Para dormir elegimos el Hostal Rural Villa de Mendavia, una opción amplísima, cómoda y especialmente práctica para el viajero a pie. Y menos mal que tenía cocina y comedor, porque tras comprobar el panorama hostelero del pueblo, acabamos haciendo parada estratégica en el supermercado antes de retirarnos a descansar.

Imágenes del más que correcto Hostal Rural Villa de Mendavia. Fotos de Carlos Garcia Delgado.

Segunda etapa: de Mendavia a Lodosa (17 km) siguiendo los meandros del Ebro

TRACK ETAPA MENDAVIA – LODOSA

La segunda jornada de este primer tramo recorre 17 km entre Mendavia y Lodosa. Salimos con un tiempo cambiante que, igual que el día anterior, aporta una luz espectacular al paisaje y hace todavía más agradable caminar por esta Navarra agrícola y abierta.

Imagen de la preciosa salida de Mendavia en dirección al río Ebro. Foto de Carlos Garcia Delgado.

Poco después de dejar Mendavia alcanzamos por fin el Ebro. A partir de aquí la ruta empieza a jugar constantemente con los meandros del río, avanzando entre campos, caminos agrícolas y extensiones de viñedos que dejan claro que estamos en tierra de vinos.

La etapa es tranquila, cómoda y muy agradecida de caminar. Sin grandes desniveles ni complicaciones, perfecta para disfrutar simplemente del paisaje y del ambiente rural del valle.

Llegamos a Lodosa justo a la hora de comer y acertamos de lleno con la elección: el Hostal Restaurante Marzo.

Aquí encontramos algo que cada vez cuesta más ver. Cocina casera de verdad, servicio de los de antes y sensación de oficio auténtico. De esos sitios donde todavía se sirve una buena judía con patatas sin necesidad de reinventar nada.

Una maravilla sencilla y honestísima.

Comida simple y honesta en el Hostal Restaurante Marzo de Mendavia. Fotos de Carlos Garcia Delgado.

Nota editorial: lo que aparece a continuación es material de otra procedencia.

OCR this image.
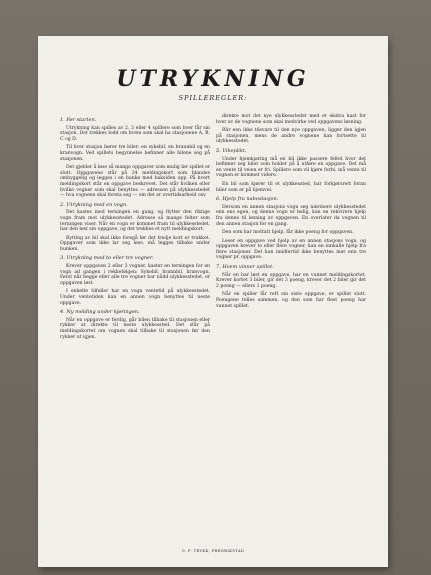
UTRYKNING
SPILLEREGLER:
1. Før starten.

Utrykning kan spilles av 2, 3 eller 4 spillere som hver får sin stasjon. Det trekkes lodd om hvem som skal ha stasjonene A, B, C og D.

Til hver stasjon hører tre biler: en sykebil, en brannbil og en kranvogn. Ved spillets begynnelse befinner alle bilene seg på stasjonen.

Det gjelder å løse så mange oppgaver som mulig før spillet er slutt. Oppgavene står på 24 meldingskort som blandes omhyggelig og legges i en bunke med baksiden opp. På hvert meldingskort står en oppgave beskrevet. Det står hvilken eller hvilke vogner som skal benyttes — adressen på ulykkesstedet — hva vognene skal foreta seg — om det er overtidsarbeid osv.

2. Utrykning med en vogn.

Det kastes med terningen en gang, og flytter den riktige vogn fram mot ulykkesstedet. Adresse så mange felter som terningen viser. Når en vogn er kommet fram til ulykkesstedet, har den løst sin oppgave, og det trekkes et nytt meldingskort.

Bytting av bil skal ikke foregå før det tredje kort er trukket. Oppgaver som ikke lar seg løse, må legges tilbake under bunken.

3. Utrykning med to eller tre vogner.

Krever oppgaven 2 eller 3 vogner, kaster en terningen for en vogn ad gangen i rekkefølgen: Sykebil, brannbil, kranvogn. Først når begge eller alle tre vogner har nådd ulykkesstedet, er oppgaven løst.

I enkelte tilfeller har en vogn ventetid på ulykkesstedet. Under ventetiden kan en annen vogn benyttes til neste oppgave.

4. Ny melding under kjøringen.

Når en oppgave er ferdig, går bilen tilbake til stasjonen eller rykker ut direkte til neste ulykkessted. Det står på meldingskortet om vognen skal tilbake til stasjonen før den rykker ut igjen.

direkte mot det nye ulykkesstedet med et ekstra kast for hver av de vognene som skal medvirke ved oppgavens løsning.

Blir een ikke tilsvare til den nye oppgaven, ligger den igjen på stasjonen, mens de andre vognene kan fortsette til ulykkesstedet.

5. Vikeplikt.

Under hjemkjøring må en bil ikke passere feltet hvor det befinner seg biler som holder på å utføre en oppgave. Det må en vente til veien er fri. Spillere som vil kjøre forbi, må vente til vognen er kommet videre.

En bil som kjører til et ulykkessted, har forkjørsrett foran biler som er på hjemvei.

6. Hjelp fra nabostasjon.

Dersom en annen stasjons vogn seg nærmere ulykkesstedet enn ens egen, og denne vogn er ledig, kan en rekvirere hjelp fra denne til løsning av oppgaven. En overlater da vognen til den annen stasjon for en gang.

Den som har mottatt hjelp, får ikke poeng for oppgaven.

Leser en oppgave ved hjelp av en annen stasjons vogn, og oppgaven krever to eller flere vogner, kan en innkalle hjelp fra flere stasjoner. Det kan imidlertid ikke benyttes mer enn tre vogner pr. oppgave.

7. Hvem vinner spillet.

Når en har løst en oppgave, har en vunnet meldingskortet. Krever kortet 3 biler, gir det 3 poeng, krever det 2 biler gir det 2 poeng — ellers 1 poeng.

Når en spiller får reft sin siste oppgave, er spillet slutt. Poengene telles sammen, og den som har flest poeng har vunnet spillet.

O. F. TRYKK, FREDRIKSTAD
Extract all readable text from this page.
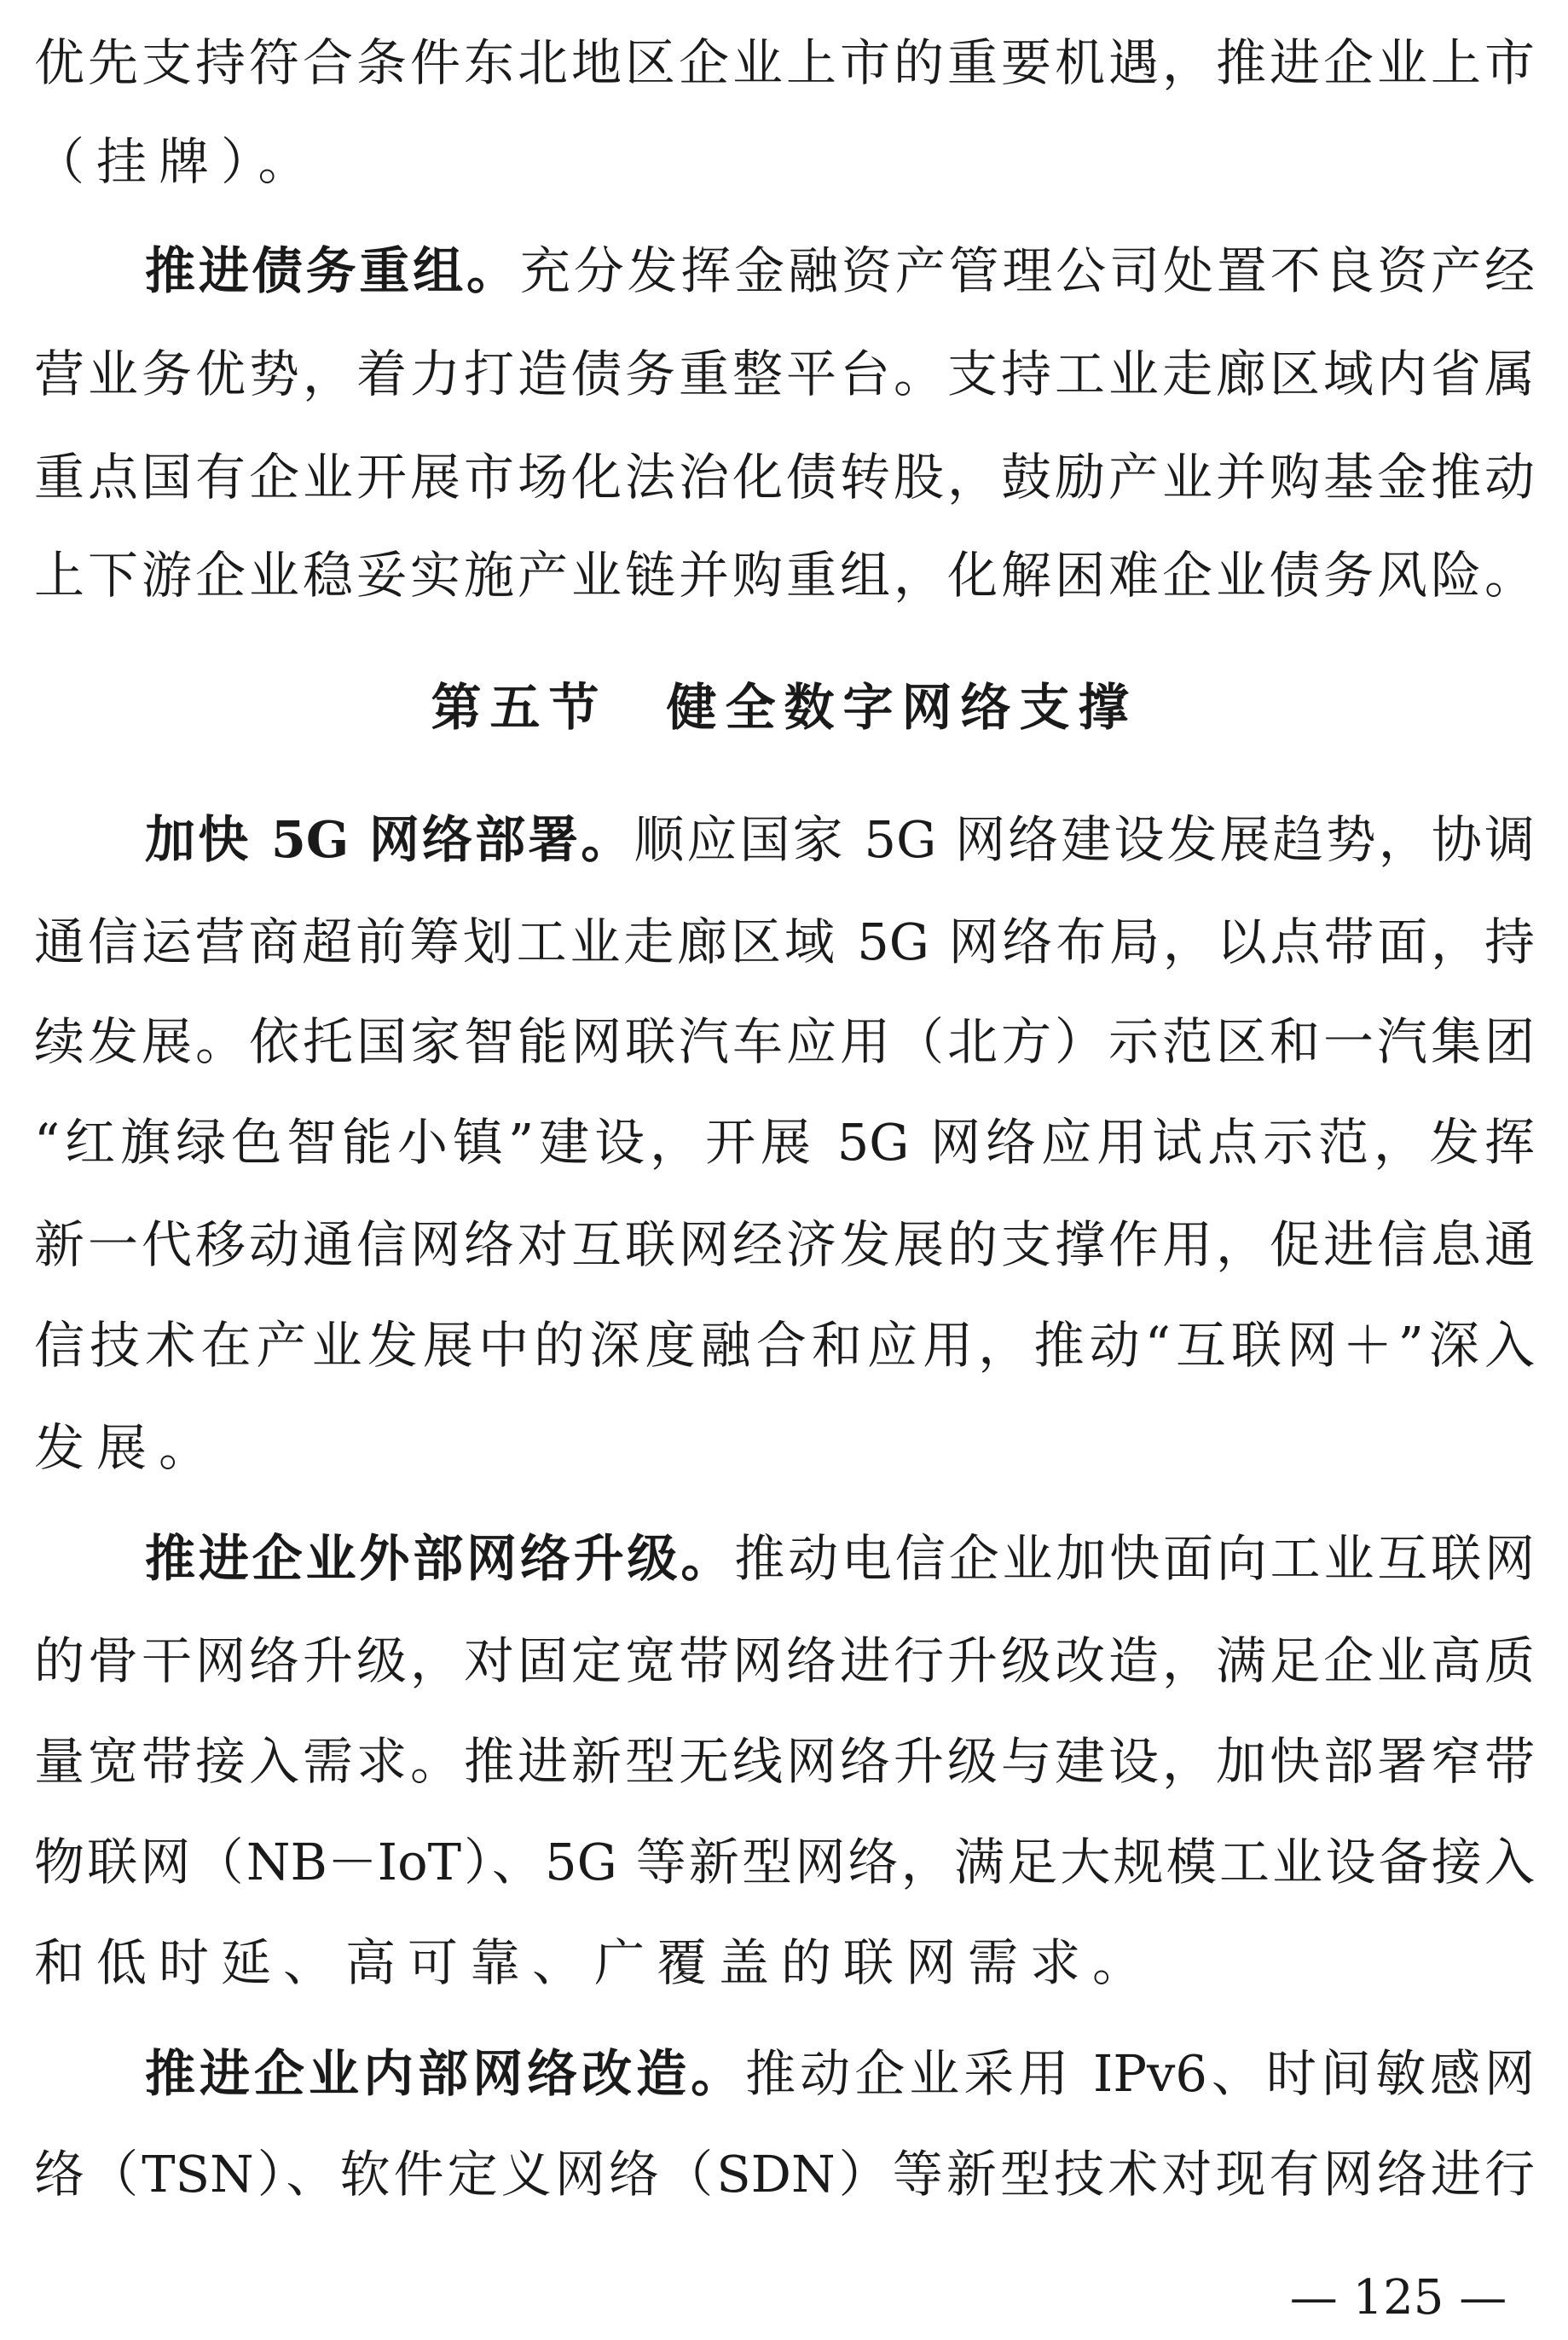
优先支持符合条件东北地区企业上市的重要机遇，推进企业上市
（挂牌）。
推进债务重组。充分发挥金融资产管理公司处置不良资产经
营业务优势，着力打造债务重整平台。支持工业走廊区域内省属
重点国有企业开展市场化法治化债转股，鼓励产业并购基金推动
上下游企业稳妥实施产业链并购重组，化解困难企业债务风险。
第五节　健全数字网络支撑
加快 5G 网络部署。顺应国家 5G 网络建设发展趋势，协调
通信运营商超前筹划工业走廊区域 5G 网络布局，以点带面，持
续发展。依托国家智能网联汽车应用（北方）示范区和一汽集团
“红旗绿色智能小镇”建设，开展 5G 网络应用试点示范，发挥
新一代移动通信网络对互联网经济发展的支撑作用，促进信息通
信技术在产业发展中的深度融合和应用，推动“互联网＋”深入
发展。
推进企业外部网络升级。推动电信企业加快面向工业互联网
的骨干网络升级，对固定宽带网络进行升级改造，满足企业高质
量宽带接入需求。推进新型无线网络升级与建设，加快部署窄带
物联网（NB－IoT）、5G 等新型网络，满足大规模工业设备接入
和低时延、高可靠、广覆盖的联网需求。
推进企业内部网络改造。推动企业采用 IPv6、时间敏感网
络（TSN）、软件定义网络（SDN）等新型技术对现有网络进行
— 125 —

Como el autobús hacia Logroño sale bastante más tarde, aprovechamos para pasear tranquilamente por Lodosa. En otra época del año probablemente habríamos visto los famosos pimientos del piquillo secándose en los balcones, pero en noviembre tocó conformarse con otra sorpresa inesperada.

Y qué sorpresa.

Un antiguo taller mecánico lleno de azulejos y detalles de otro tiempo nos dejó completamente fascinados junto a la carretera principal del pueblo. Uno de esos rincones cotidianos que, sin esperarlo, terminan convirtiéndose en uno de los recuerdos más curiosos del viaje.

Imagen colorida de un taller mecánico de los que quedan pocos. Foto de Carlos Garcia Delgado.

Otra parada imprescindible en Lodosa es la Pastelería García, donde los dulces y productos artesanos resultaron absolutamente espectaculares.

Imagen de una delicia de la Pastelería García de Lodosa junto al río Ebro. Foto de Carlos Garcia Delgado.

Después de exprimir al máximo la experiencia lodosana, llega puntual el autobús hacia Logroño. Desde allí, tren regional hasta Zaragoza y finalmente alta velocidad hasta Barcelona.

Así terminan las dos primeras etapas de este Camino del Ebro.

Dos días de cielos infinitos, campos navarros, gastronomía, transporte público y mucho paisaje que nos dejaron con unas ganas enormes de seguir avanzando hacia el Mediterráneo.